Gene Beckstein, Gus Whalen and Nell Wiegand were presented with the Ralph Cleveland Distinguished Citizen Award.

"Our goal is to get the community together, have a good time, enjoy a nice meal; and we honor three community citizens with the distinguished citizen award," said Terry Whitaker, senior district executive for the Boy Scouts. "And it, in turn, it’s a fundraiser for the local Boy Scouts."

Whitaker said the honorees were chosen for their contributions to their community.

The honorees felt it was not only special to be honored by the Boy Scouts but to share the distinction with each other.

"I am just overwhelmed, I really am. I cannot think of a better honor than the Boy Scouts. And, of course, being with two such distinguished gentlemen," Wiegand said.

Wiegand was among the first volunteers when Hall County Hospital opened its doors in 1951. She worked in the Bright Spot, the gift shop and snack bar that featured sandwiches, cookies and cakes made in the homes of volunteers.
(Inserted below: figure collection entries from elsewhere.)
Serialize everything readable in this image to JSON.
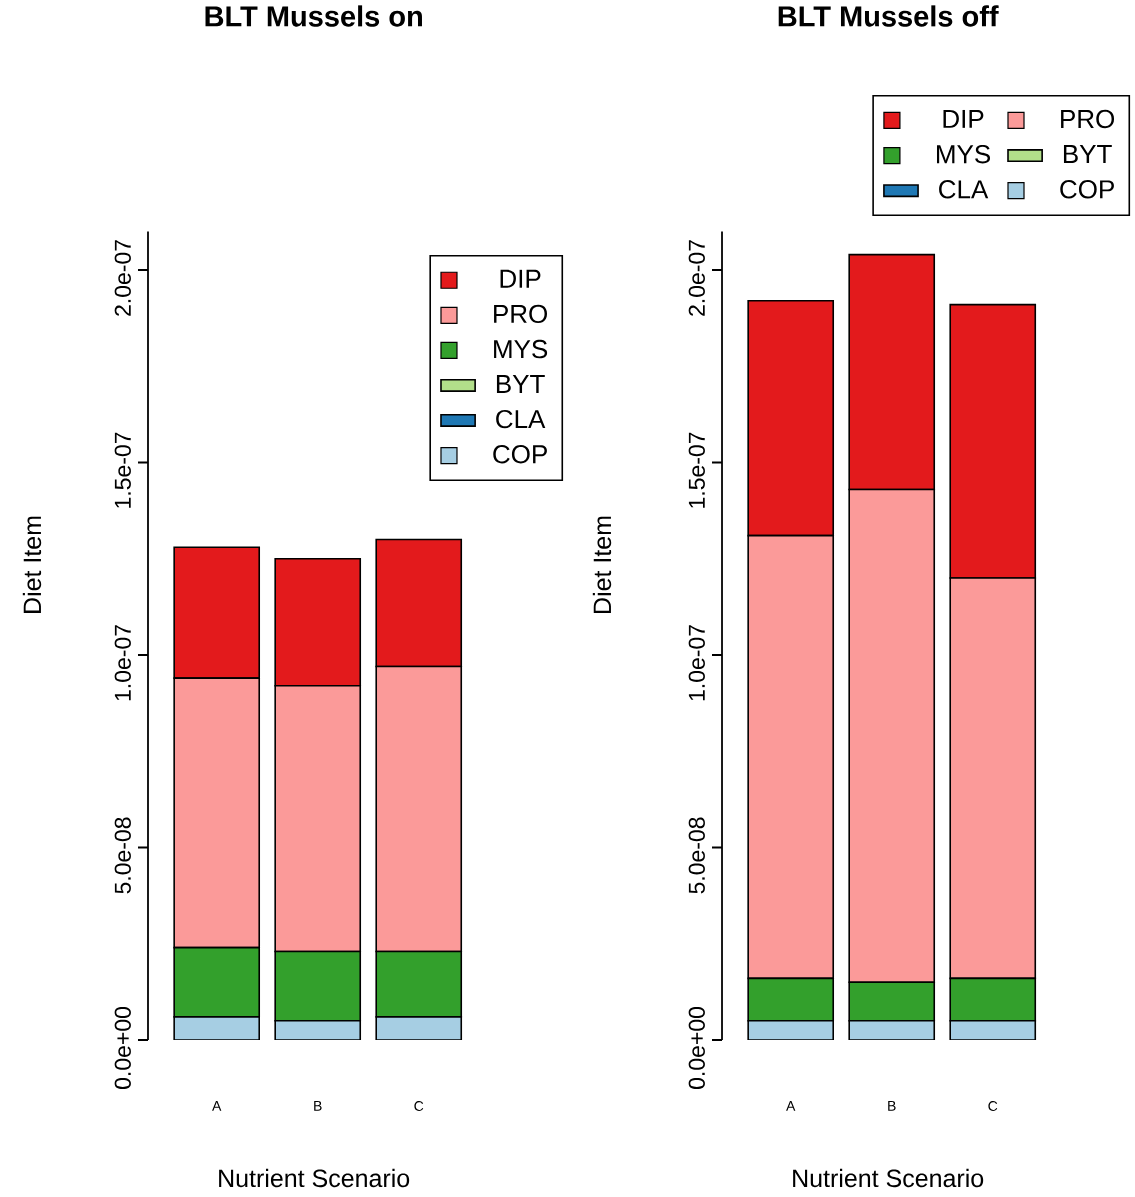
{
  "chart_data": [
    {
      "type": "bar",
      "title": "BLT Mussels on",
      "xlabel": "Nutrient Scenario",
      "ylabel": "Diet Item",
      "categories": [
        "A",
        "B",
        "C"
      ],
      "stacked": true,
      "legend": "top right",
      "ylim": [
        0,
        2.1e-07
      ],
      "yticks": [
        {
          "value": 0,
          "label": "0.0e+00"
        },
        {
          "value": 5e-08,
          "label": "5.0e-08"
        },
        {
          "value": 1e-07,
          "label": "1.0e-07"
        },
        {
          "value": 1.5e-07,
          "label": "1.5e-07"
        },
        {
          "value": 2e-07,
          "label": "2.0e-07"
        }
      ],
      "series": [
        {
          "name": "COP",
          "color": "#a6cee3",
          "values": [
            6e-09,
            5e-09,
            6e-09
          ]
        },
        {
          "name": "CLA",
          "color": "#1f78b4",
          "values": [
            null,
            null,
            null
          ]
        },
        {
          "name": "BYT",
          "color": "#b2df8a",
          "values": [
            null,
            null,
            null
          ]
        },
        {
          "name": "MYS",
          "color": "#33a02c",
          "values": [
            1.8e-08,
            1.8e-08,
            1.7e-08
          ]
        },
        {
          "name": "PRO",
          "color": "#fb9a99",
          "values": [
            7e-08,
            6.9e-08,
            7.4e-08
          ]
        },
        {
          "name": "DIP",
          "color": "#e31a1c",
          "values": [
            3.4e-08,
            3.3e-08,
            3.3e-08
          ]
        }
      ]
    },
    {
      "type": "bar",
      "title": "BLT Mussels off",
      "xlabel": "Nutrient Scenario",
      "ylabel": "Diet Item",
      "categories": [
        "A",
        "B",
        "C"
      ],
      "stacked": true,
      "legend": "top right",
      "ylim": [
        0,
        2.1e-07
      ],
      "yticks": [
        {
          "value": 0,
          "label": "0.0e+00"
        },
        {
          "value": 5e-08,
          "label": "5.0e-08"
        },
        {
          "value": 1e-07,
          "label": "1.0e-07"
        },
        {
          "value": 1.5e-07,
          "label": "1.5e-07"
        },
        {
          "value": 2e-07,
          "label": "2.0e-07"
        }
      ],
      "series": [
        {
          "name": "COP",
          "color": "#a6cee3",
          "values": [
            5e-09,
            5e-09,
            5e-09
          ]
        },
        {
          "name": "CLA",
          "color": "#1f78b4",
          "values": [
            null,
            null,
            null
          ]
        },
        {
          "name": "BYT",
          "color": "#b2df8a",
          "values": [
            null,
            null,
            null
          ]
        },
        {
          "name": "MYS",
          "color": "#33a02c",
          "values": [
            1.1e-08,
            1e-08,
            1.1e-08
          ]
        },
        {
          "name": "PRO",
          "color": "#fb9a99",
          "values": [
            1.15e-07,
            1.28e-07,
            1.04e-07
          ]
        },
        {
          "name": "DIP",
          "color": "#e31a1c",
          "values": [
            6.1e-08,
            6.1e-08,
            7.1e-08
          ]
        }
      ]
    }
  ]
}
In 1986, she became the founding chairwoman of The Medical Center Foundation, the philanthropic arm of Northeast Georgia Medical Center and Health System. She also served on the Hospital Authority board from 1975 to 1992. She served on the Northeast Georgia Medical Center board for eight years and founded the advisory board at the medical center.

Beckstein is the founder of Good News at Noon, an outreach to the homeless and hungry. The program originally was operated out of the community building at Melrose Apartments. It now has a building on Davis Street that has a shelter with 13 beds for the homeless and an after-school program that provides a safe place to study for 90 children.

Good News at Noon was the first home of the Good News Clinic, a free medical and dental clinic that now operates independently of Beckstein’s mission.

Beckstein brought guests who have been helped by Good News at Noon.

"I brought the homeless guys here, because of their changed lives I’m getting the award," Beckstein said. "It’s amazing."

Whalen is the grandson of E.K. Warren, founder of the Warren Featherbone Co., which manufactured children’s clothing in Gainesville for many years. A longtime civic leader in Gainesville, Whalen is the founder of Featherbone Communiversity, the former clothing factory that now houses the nursing school of Brenau University, Interactive Neighborhood for Kids and the Manufacturing Development Center of Lanier Technical College.

The annual American Values Dinner is a primary fundraiser for the Northeast Georgia Council of the Boy Scouts of America. The event was co-chaired by local community leaders Kurt Hansen and Scott McGarity.

Whitaker said he hopes the event will raise more than $100,000 for scouting.

The keynote speaker was local businessman John Addison, co-chief executive officer of Primerica Financial Services.